Quick Selection Guide

For simple, frequent tasks:
  • Use GPT-4o mini (most cost-effective) or Gemini 2.5 Flash (fast with large context)
  • Example tasks: Email drafting, data lookup, simple formatting, high-volume operations
For complex reasoning:
  • Use Claude Sonnet 4 or GPT-5 (advanced capabilities)
  • Example tasks: Multi-step analysis, strategic planning, multi-tool usage
For long context:
  • Use Gemini 2.5 Pro (1M context window)
  • Example tasks: Document analysis, comprehensive research
Start with a cost-effective model like GPT-4o mini for most agents.
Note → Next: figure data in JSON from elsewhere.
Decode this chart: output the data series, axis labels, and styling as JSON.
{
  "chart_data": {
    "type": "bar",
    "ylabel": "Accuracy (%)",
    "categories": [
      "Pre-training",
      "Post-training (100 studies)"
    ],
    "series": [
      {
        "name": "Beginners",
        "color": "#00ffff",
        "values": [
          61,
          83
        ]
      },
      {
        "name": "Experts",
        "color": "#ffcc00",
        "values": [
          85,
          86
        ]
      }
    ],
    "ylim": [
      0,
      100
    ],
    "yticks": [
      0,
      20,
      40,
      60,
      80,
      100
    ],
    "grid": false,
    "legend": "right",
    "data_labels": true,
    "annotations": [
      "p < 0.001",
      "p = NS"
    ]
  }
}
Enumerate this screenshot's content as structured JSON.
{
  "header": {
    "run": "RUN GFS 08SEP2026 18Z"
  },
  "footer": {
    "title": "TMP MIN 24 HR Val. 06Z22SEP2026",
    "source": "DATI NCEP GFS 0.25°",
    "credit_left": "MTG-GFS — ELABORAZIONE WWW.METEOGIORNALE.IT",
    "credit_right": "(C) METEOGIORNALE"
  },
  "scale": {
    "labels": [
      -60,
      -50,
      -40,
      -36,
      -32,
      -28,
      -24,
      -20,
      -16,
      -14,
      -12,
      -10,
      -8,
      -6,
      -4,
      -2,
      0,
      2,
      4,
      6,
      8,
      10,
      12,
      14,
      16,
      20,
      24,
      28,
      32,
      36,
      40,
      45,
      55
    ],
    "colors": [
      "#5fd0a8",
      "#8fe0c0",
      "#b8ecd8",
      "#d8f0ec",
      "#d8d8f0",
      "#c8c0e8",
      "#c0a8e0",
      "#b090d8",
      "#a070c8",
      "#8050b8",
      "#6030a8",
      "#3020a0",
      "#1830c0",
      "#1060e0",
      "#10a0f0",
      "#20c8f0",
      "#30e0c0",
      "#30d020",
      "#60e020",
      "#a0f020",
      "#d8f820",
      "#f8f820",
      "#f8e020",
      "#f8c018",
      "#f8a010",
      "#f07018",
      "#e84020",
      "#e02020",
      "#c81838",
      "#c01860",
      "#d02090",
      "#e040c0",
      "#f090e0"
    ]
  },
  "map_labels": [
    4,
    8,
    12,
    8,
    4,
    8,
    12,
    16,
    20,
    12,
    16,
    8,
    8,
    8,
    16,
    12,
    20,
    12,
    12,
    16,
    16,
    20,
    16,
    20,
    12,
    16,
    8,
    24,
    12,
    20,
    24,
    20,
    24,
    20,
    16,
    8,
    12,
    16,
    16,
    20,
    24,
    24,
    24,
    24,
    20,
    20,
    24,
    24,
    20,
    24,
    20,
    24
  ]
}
Upgrade to more capable models (GPT-5, Claude Sonnet 4, or Gemini 2.5 Pro) only if results don’t meet your needs.
Need detailed guidance? See the Model Selection Guide in the Advanced Knowledge tab for comprehensive comparisons, pricing, and use case recommendations.
6

Connect External Softwares (Optional)

Add MCP connection if your agent needs to interact with external systems.Tool selection principles:
  • Only add tools the agent actually needs
  • Too many tools can cause selection confusion
  • Ensure you have permissions for assigned tools
Agents can only access tools explicitly assigned to them and inherit your personal permissions. See the Tool Restrictions section in Access Control for more details.
Example configurations:
  • Customer Support: CRM, ticket system, knowledge base, email
  • Data Analysis: Database connections, visualization, spreadsheets
  • Content: Document storage, publishing platform, asset library
7

Review and Test

Test thoroughly before deployment.Test:
  • Core functionality with typical requests
  • Edge cases and incomplete information
  • Error handling when tools fail
  • Consistency across multiple similar requests
Thorough testing ensures users get reliable results.
8

Deploy or Share

Personal use: Start using immediately, refine based on real usageOrganization sharing: Contact administrator, provide context on purpose and value, await review and approval
See Access Control for agent sharing details.

Best Practices

Be Explicit

Define specific goals, actions and expected results for each step to reduce ambiguity.

Include Edge Cases

Anticipate unusual situations and provide handling guidance.

Provide Context

Give agents background information about your business processes and terminology.

Iterate

Start simple, test thoroughly, refine based on performance and real world use cases.

Common Mistakes

Problem: “You are a helpful assistant” lacks guidance.
Solution: Be specific about role, expertise, tone, and guidelines.
Problem: One agent handling unrelated tasks like customer support and data analysis.
Solution: Create focused agents for specific workflows.
Problem: Assigning every available tool.
Solution: Only add necessary tools to avoid selection confusion.
Problem: Deploying without thorough testing.
Solution: Test extensively with realistic scenarios first.